Reciprocal Ratios: The frequency of the novel allele in recipients closely mirrored the frequency of the novel allele in the total donor plasmid pool (rather than the donor cell types), confirming that transfer is a random sampling event from the intracellular pool.
Rare Heteroplasmic Recipients: Heteroplasmic recipients were extremely rare (<1%). They arose primarily from double plasmid transfer events (two plasmids entering a recipient before entry exclusion mechanisms activated) rather than single transfers from heteroplasmic donors.
Copy Number Dependence: The probability of a recipient acquiring the novel allele scaled with the allele's frequency in the donor pool. Higher copy numbers (pCHR) reduced the probability of a specific allele being transferred in a single event compared to lower copy numbers, but the overall trend of homoplasmy remained.

C. Mathematical Modeling Predictions

Segregation Time: The model defined "segregation time" ( $t_{seg}$ ) as the time required for heteroplasmic frequency to drop to a threshold.
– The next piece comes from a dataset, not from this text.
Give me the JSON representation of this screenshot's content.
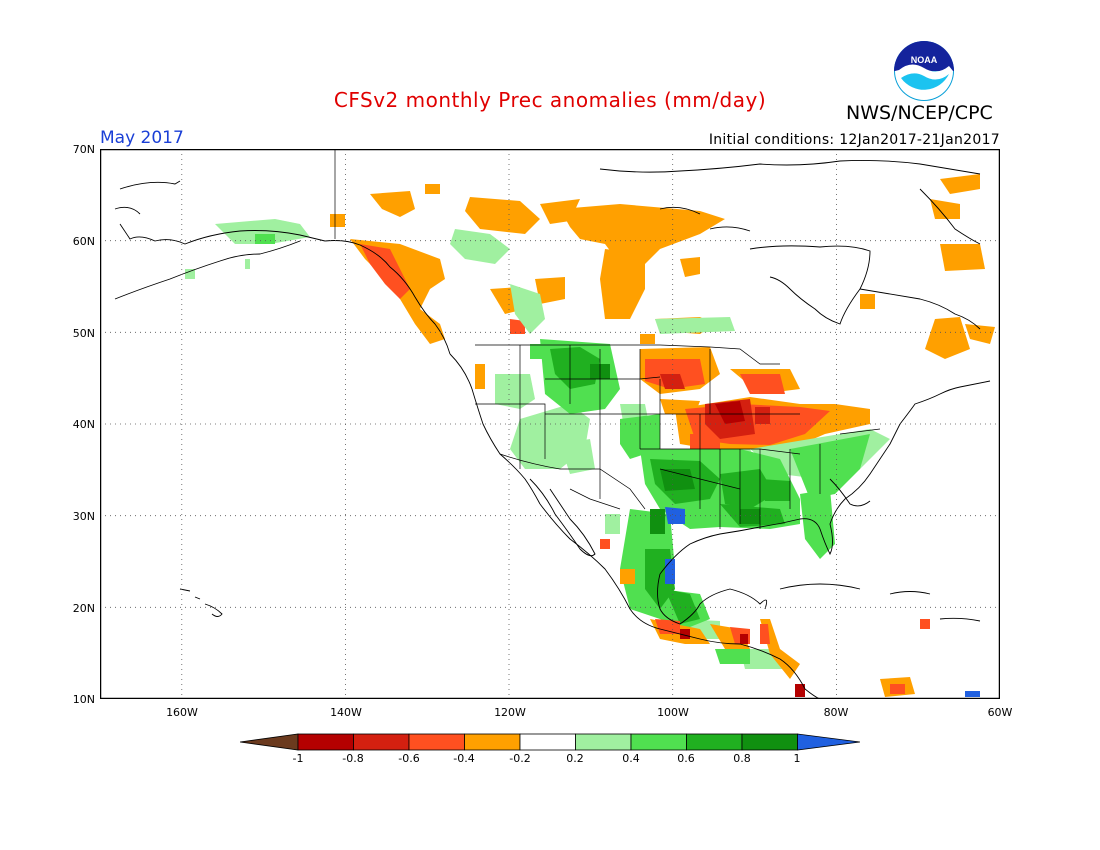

Conjugation significantly reduced $t_{seg}$ , accelerating the loss of heteroplasmy.
Scaling Factors: The acceleration effect scaled with:
1. Transfer Rate ( $\beta$ ): Higher conjugation frequencies led to faster segregation.
2. Plasmid Copy Number (PCN): The effect was more pronounced at intermediate to high PCNs.
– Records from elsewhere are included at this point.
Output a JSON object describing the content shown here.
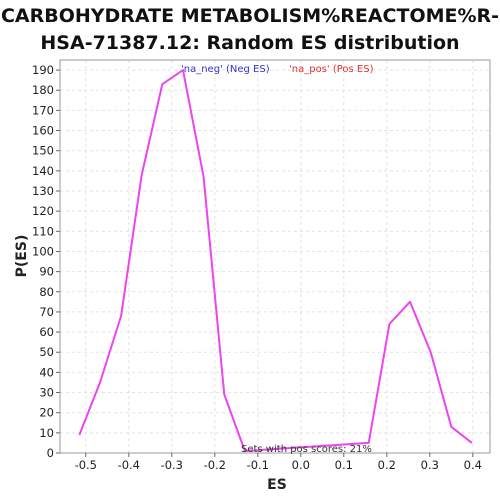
{
  "chart_data": {
    "type": "line",
    "title_lines": [
      "CARBOHYDRATE METABOLISM%REACTOME%R-",
      "HSA-71387.12: Random ES distribution"
    ],
    "xlabel": "ES",
    "ylabel": "P(ES)",
    "xlim": [
      -0.56,
      0.44
    ],
    "ylim": [
      0,
      195
    ],
    "xticks": [
      -0.5,
      -0.4,
      -0.3,
      -0.2,
      -0.1,
      0.0,
      0.1,
      0.2,
      0.3,
      0.4
    ],
    "xtick_labels": [
      "-0.5",
      "-0.4",
      "-0.3",
      "-0.2",
      "-0.1",
      "0.0",
      "0.1",
      "0.2",
      "0.3",
      "0.4"
    ],
    "yticks": [
      0,
      10,
      20,
      30,
      40,
      50,
      60,
      70,
      80,
      90,
      100,
      110,
      120,
      130,
      140,
      150,
      160,
      170,
      180,
      190
    ],
    "ytick_labels": [
      "0",
      "10",
      "20",
      "30",
      "40",
      "50",
      "60",
      "70",
      "80",
      "90",
      "100",
      "110",
      "120",
      "130",
      "140",
      "150",
      "160",
      "170",
      "180",
      "190"
    ],
    "grid": true,
    "legend": [
      {
        "label": "'na_neg' (Neg ES)",
        "color": "#3333cc"
      },
      {
        "label": "'na_pos' (Pos ES)",
        "color": "#e03030"
      }
    ],
    "annotation": "Sets with pos scores: 21%",
    "line_color": "#ee44ee",
    "series": [
      {
        "x": [
          -0.515,
          -0.467,
          -0.418,
          -0.37,
          -0.322,
          -0.274,
          -0.226,
          -0.178,
          -0.13,
          0.158,
          0.206,
          0.254,
          0.302,
          0.35,
          0.398
        ],
        "y": [
          9,
          35,
          68,
          138,
          183,
          190,
          137,
          29,
          1,
          5,
          64,
          75,
          50,
          13,
          5
        ]
      }
    ]
  }
}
Long-term Convergence: While conjugation accelerates the rate of segregation, the model predicts that the final equilibrium (fixation or loss of alleles) eventually converges between conjugating and non-conjugating systems, provided there is no strong selection.
Beneficial Alleles: For beneficial alleles, conjugation can transiently reduce the frequency of novel allele carriers by rapidly converting heteroplasmic cells into homoplasmic ones (some of which may lose the beneficial allele by chance), potentially delaying adaptation under strong bottlenecks.

5. Significance

Evolutionary Implications: The study reveals that horizontal transfer is not just a mechanism for spreading genes between hosts but a powerful driver of intracellular genetic homogenization. It acts as a "segregation pathway" that can purge intracellular diversity faster than cell division alone.
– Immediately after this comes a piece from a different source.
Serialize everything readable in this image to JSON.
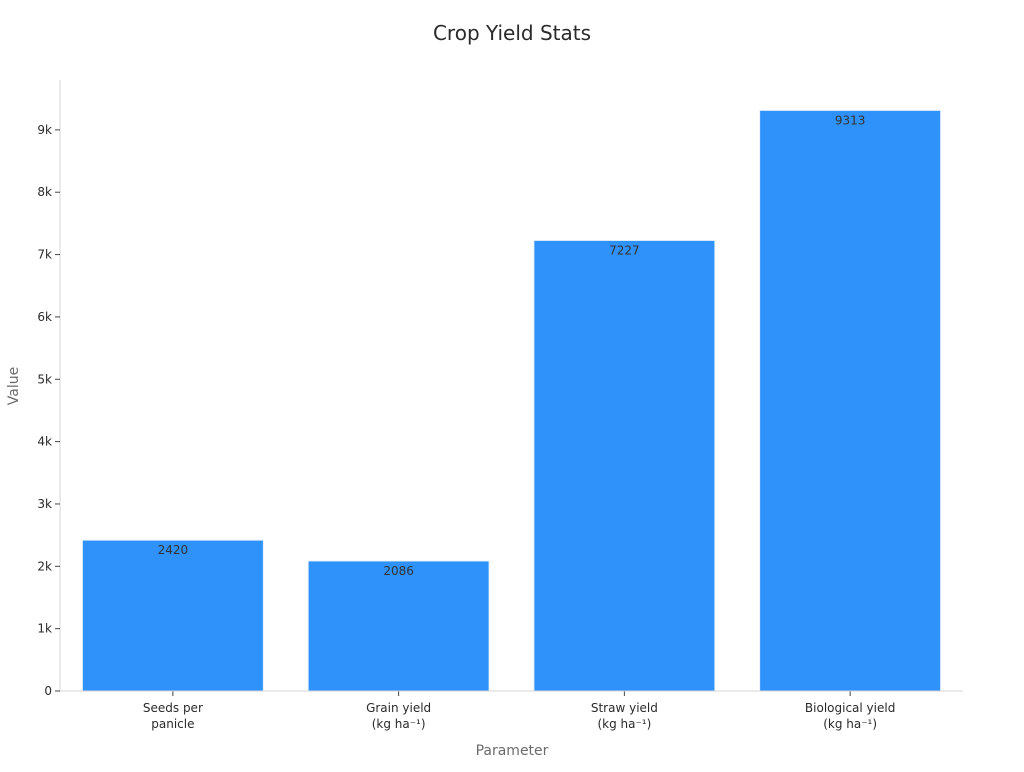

Antibiotic Resistance: This has critical implications for the evolution of antibiotic resistance. Conjugation can accelerate the fixation of resistance alleles in a population by creating homoplasmic resistant cells, but it can also transiently hinder the establishment of resistance if the allele is initially rare and the population undergoes bottlenecks.
Broader Context: The findings extend beyond plasmids to other multicopy genetic systems, such as mitochondrial DNA (mtDNA) and viruses, suggesting that intercellular transfer (if it occurs) may be a universal mechanism for resolving heteroplasmy and shaping the evolution of mobile genetic elements.
Theoretical Correction: The work corrects the assumption that conjugation simply mirrors vertical inheritance dynamics, highlighting that the "single-copy transfer" nature of conjugation fundamentally alters the trajectory of allele frequencies within a population.